Dass es bislang nicht gerade nach einer SPD-FDP-Liebesheirat aussieht, zeigte sich bereits am Dienstagabend, als bei Markus Lanz SPD-Generalsekretär Lars Klingbeil und Marie-Agnes Strack-Zimmermann von der FDP saßen. Die Politikerin nannte den SPD-Mann Kevin Kühnert, der FDP-Chef Christian Lindner im Wahlkampf als „Luftikus“ bezeichnet hatte, als „nicht die hellste Kerze auf der sozialdemokratischen Torte“. Und Klingbeil beschwerte sich, dass FDP-Politiker Wolfgang Kubicki Karl Lauterbach als „Spacko“ bezeichnet hatte. Doch mit den Nach-Wahlkampfs-Wehen soll wohl nun Schluss sein – denn, so heißt es in der SPD, man wolle vernünftig verhandeln.

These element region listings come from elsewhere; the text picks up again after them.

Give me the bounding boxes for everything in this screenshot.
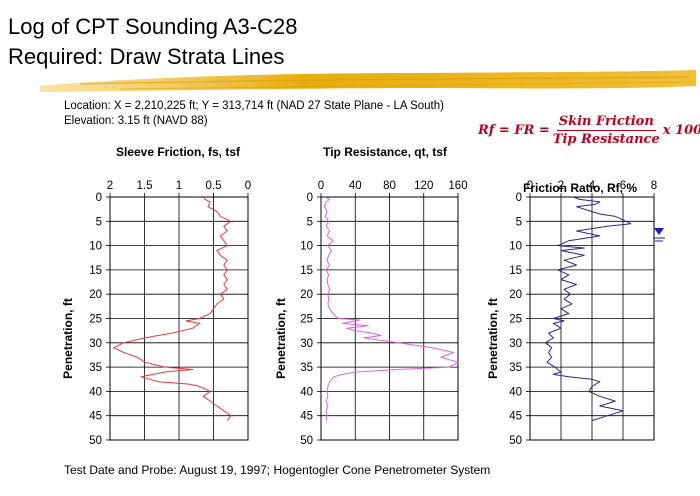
y-tick-label: 5 xyxy=(516,216,522,228)
location-text: Location: X = 2,210,225 ft; Y = 313,714 … xyxy=(64,100,444,112)
y-tick-label: 50 xyxy=(509,435,522,447)
y-tick-label: 0 xyxy=(307,192,313,204)
x-tick-label: 8 xyxy=(651,180,657,192)
y-tick-label: 25 xyxy=(509,314,522,326)
series-line xyxy=(545,196,632,422)
y-tick-label: 0 xyxy=(96,192,102,204)
formula-fraction: Skin Friction Tip Resistance xyxy=(553,114,660,147)
y-tick-label: 5 xyxy=(96,216,102,228)
y-tick-label: 5 xyxy=(307,216,313,228)
chart-title: Friction Ratio, Rf, % xyxy=(523,181,637,195)
y-tick-label: 45 xyxy=(89,411,102,423)
formula-denominator: Tip Resistance xyxy=(552,132,660,147)
y-tick-label: 35 xyxy=(300,362,313,374)
elevation-text: Elevation: 3.15 ft (NAVD 88) xyxy=(64,115,208,127)
y-tick-label: 30 xyxy=(89,338,102,350)
x-tick-label: 1.5 xyxy=(137,180,153,192)
chart-2: 0 40 80 120 160 0 5 10 15 20 25 30 35 40 45 50 Tip Resis… xyxy=(274,145,468,447)
y-tick-label: 45 xyxy=(509,411,522,423)
series-line xyxy=(323,196,459,421)
y-axis-label: Penetration, ft xyxy=(61,298,75,379)
y-tick-label: 20 xyxy=(509,289,522,301)
y-tick-label: 20 xyxy=(89,289,102,301)
y-tick-label: 25 xyxy=(300,314,313,326)
y-tick-label: 30 xyxy=(300,338,313,350)
y-axis-label: Penetration, ft xyxy=(486,298,500,379)
y-tick-label: 35 xyxy=(509,362,522,374)
x-tick-label: 0 xyxy=(318,180,324,192)
water-table-triangle xyxy=(654,228,664,235)
plot-frame xyxy=(320,196,459,441)
y-tick-label: 25 xyxy=(89,314,102,326)
chart-1: 2 1.5 1 0.5 0 0 5 10 15 20 25 30 35 40 45 50 Sleeve Fric… xyxy=(61,145,251,447)
slide-title-line-2: Required: Draw Strata Lines xyxy=(8,44,285,69)
slide-title-line-1: Log of CPT Sounding A3-C28 xyxy=(8,14,298,39)
x-tick-label: 0 xyxy=(527,180,533,192)
x-tick-label: 0 xyxy=(245,180,251,192)
y-tick-label: 35 xyxy=(89,362,102,374)
y-tick-label: 30 xyxy=(509,338,522,350)
water-table-icon xyxy=(653,228,665,242)
y-tick-label: 0 xyxy=(516,192,522,204)
x-tick-label: 6 xyxy=(620,180,626,192)
y-tick-label: 45 xyxy=(300,411,313,423)
chart-title: Tip Resistance, qt, tsf xyxy=(323,145,448,159)
y-tick-label: 40 xyxy=(509,386,522,398)
x-tick-label: 4 xyxy=(589,180,596,192)
chart-title: Sleeve Friction, fs, tsf xyxy=(116,145,241,159)
x-tick-label: 1 xyxy=(176,180,182,192)
plot-frame xyxy=(109,196,249,441)
y-tick-label: 40 xyxy=(89,386,102,398)
x-tick-label: 40 xyxy=(349,180,362,192)
y-tick-label: 50 xyxy=(89,435,102,447)
y-tick-label: 50 xyxy=(300,435,313,447)
friction-ratio-formula: Rf = FR = Skin Friction Tip Resistance x… xyxy=(478,114,700,147)
x-tick-label: 2 xyxy=(107,180,113,192)
x-tick-label: 2 xyxy=(558,180,564,192)
y-tick-label: 20 xyxy=(300,289,313,301)
test-info-text: Test Date and Probe: August 19, 1997; Ho… xyxy=(64,463,491,477)
y-axis-label: Penetration, ft xyxy=(274,298,288,379)
y-tick-label: 15 xyxy=(89,265,102,277)
y-tick-label: 10 xyxy=(509,241,522,253)
formula-lhs: Rf = FR = xyxy=(478,123,550,138)
formula-rhs: x 100 xyxy=(662,123,700,138)
y-tick-label: 10 xyxy=(89,241,102,253)
plot-frame xyxy=(529,196,655,441)
x-tick-label: 80 xyxy=(383,180,396,192)
series-line xyxy=(113,196,232,421)
y-tick-label: 15 xyxy=(300,265,313,277)
y-tick-label: 10 xyxy=(300,241,313,253)
chart-3: 0 2 4 6 8 0 5 10 15 20 25 30 35 40 45 50 Friction Ratio,… xyxy=(486,180,657,447)
y-tick-label: 15 xyxy=(509,265,522,277)
x-tick-label: 160 xyxy=(448,180,467,192)
y-tick-label: 40 xyxy=(300,386,313,398)
x-tick-label: 120 xyxy=(414,180,433,192)
x-tick-label: 0.5 xyxy=(206,180,222,192)
formula-numerator: Skin Friction xyxy=(556,114,656,131)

Die SPD bestätigte am Mittwoch wie erwartet ihren Fraktionschef Rolf Mützenich. Der sprach diesmal sehr gemäßigt in Richtung der „zwei kleinen Parteien“. Er hoffe auf Vernunft und konstruktive Gespräche. Mit Blick auf die Selfies reagierte er recht beleidigt: „Deutschland braucht keine Fotos, sondern eine Regierung.“   

Durchhalteparolen bei der Union

Bei der Union hat sich der Vorsitzende der Jungen Union, Tilman Kuban, am Mittwoch zu Wort gemeldet und die Erneuerung der Partei gefordert. Bei der Union dürfe kein Stein auf dem anderen bleiben, sagte er dem RND. In der Fraktionssitzung von Dienstag hatte er Kritik vermieden. Dort sprachen offenbar hauptsächlich Frauen die Misere der Partei offen an. Die scheidende Abgeordnete Sylvia Pantel übte scharfe Kritik am Wahlkampf. Die stellvertretende Fraktionsvorsitzende Gitta Connemann fragte mehrfach danach, wer nun Verantwortung übernehme. Eine Antwort bekam sie offenbar nicht. Viele Teilnehmer hätten nicht gewagt, etwas zu sagen, zumal die anwesenden Bundesminister Durchhalteparolen ausgegeben hätten, hieß es. „Wir haben gerade keine gute Debattenkultur“, sagte ein Teilnehmer der Berliner Zeitung.